The shows are at 7:30 p.m. Friday and Saturday and 2 p.m. Sunday. Tickets are $20 and $15 and can be bought at https://ci.ovationtix.com/36191/production/1078748.
"Fun Home" is part of the theatre's Fringe Series, which produces plays that are more challenging than most of its main stage offerings. "Fun Home," the story of a lesbian daughter and a closeted gay father who dies suddenly as they both face their "queerness," certainly fits that definition.
The show, a celebration of Pride Month, is directed by Katharine Quinn, based on the graphic memoir by Bechdel, played here in the 30-year-old version by New York actress Hayley Palmer.
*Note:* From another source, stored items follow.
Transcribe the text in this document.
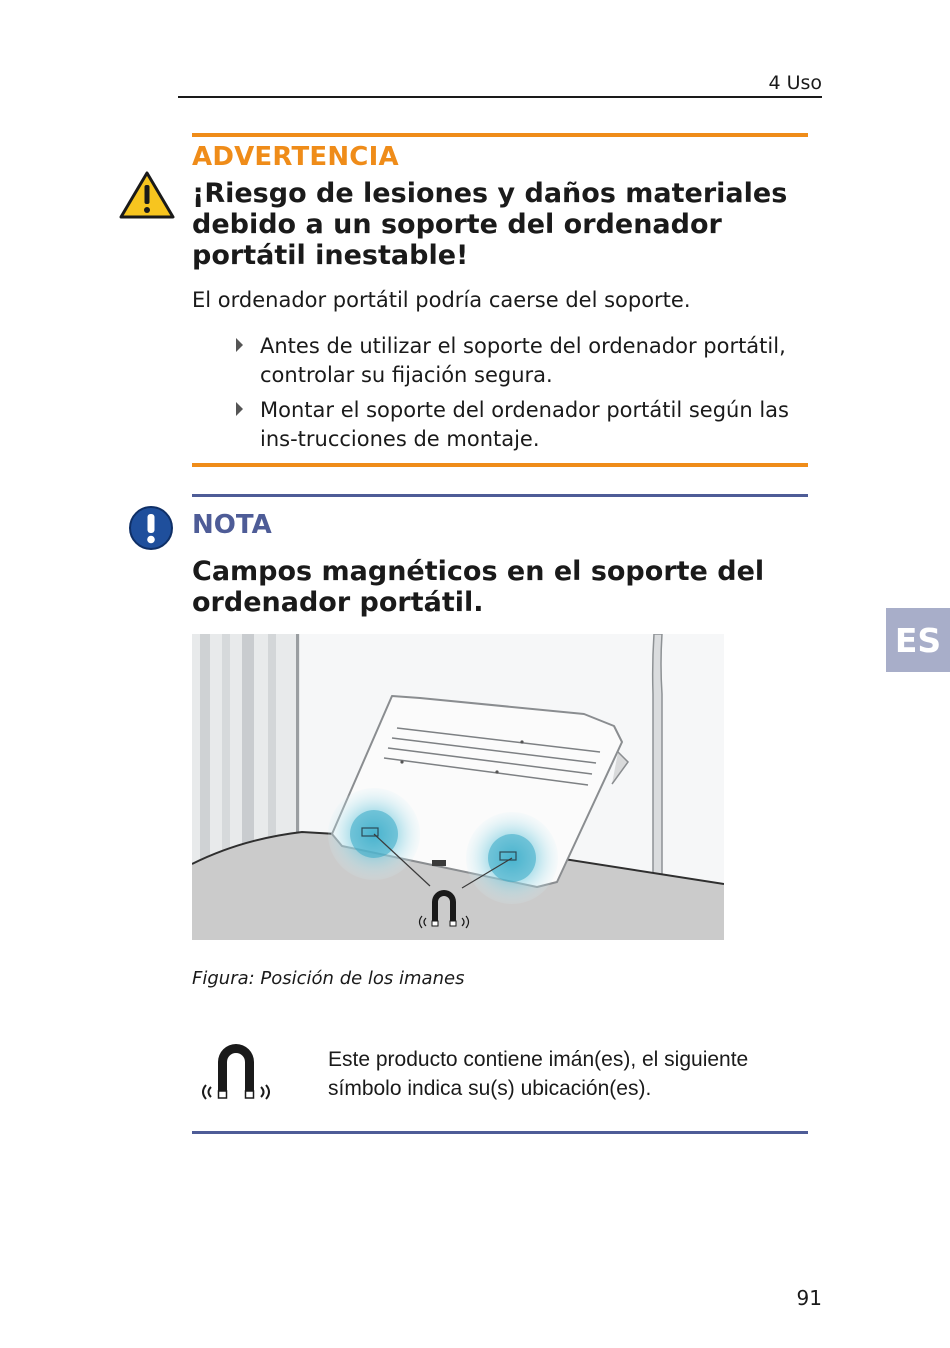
4 Uso
ADVERTENCIA
¡Riesgo de lesiones y daños materiales debido a un soporte del ordenador portátil inestable!
El ordenador portátil podría caerse del soporte.
Antes de utilizar el soporte del ordenador portátil, controlar su fijación segura.
Montar el soporte del ordenador portátil según las ins-trucciones de montaje.
NOTA
Campos magnéticos en el soporte del ordenador portátil.
Figura: Posición de los imanes
Este producto contiene imán(es), el siguiente símbolo indica su(s) ubicación(es).
ES
91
The play looks at Bechdel's relationship with her father as an often-confused child, who adores her dad but is often hurt by his actions, and a college student denying, then realizing she is a lesbian.
The story is Bechdel's look back at the impact her father's hidden gayness and her own latent lesbianism affected both of them, as well as the rest of her family, especially her mother, who had lived with a marriage that was a sham.
Quinn's direction of sparkling material is spot-on and the singing and acting from a relatively large cast (especially for the small Waldron Stage) is extraordinary. The singing voices are uniformly big and powerful--even the voice of the child Alison, played by young Roanoker Riley Whisnant--and the music ranges from celebratory to deep sadness. It is all affecting, powerful and important in the quest for us all to understand each other. Stephanie Berger plays the college-age Alison.
Others in the case include Carlyn Connolly as Mrs. Bechdel, Michael Hunsaker as the big-voiced dad and Alexandra Rivers as Joan, Alison's lover.
This is one of those plays that makes me especially appreciative of the courage so frequently shown by Mill Mountain Theatre in its selection of material.
(Note: Strong language and sexual references, as well as a relatively tame love scene between Alison and her lover might give some people pause.)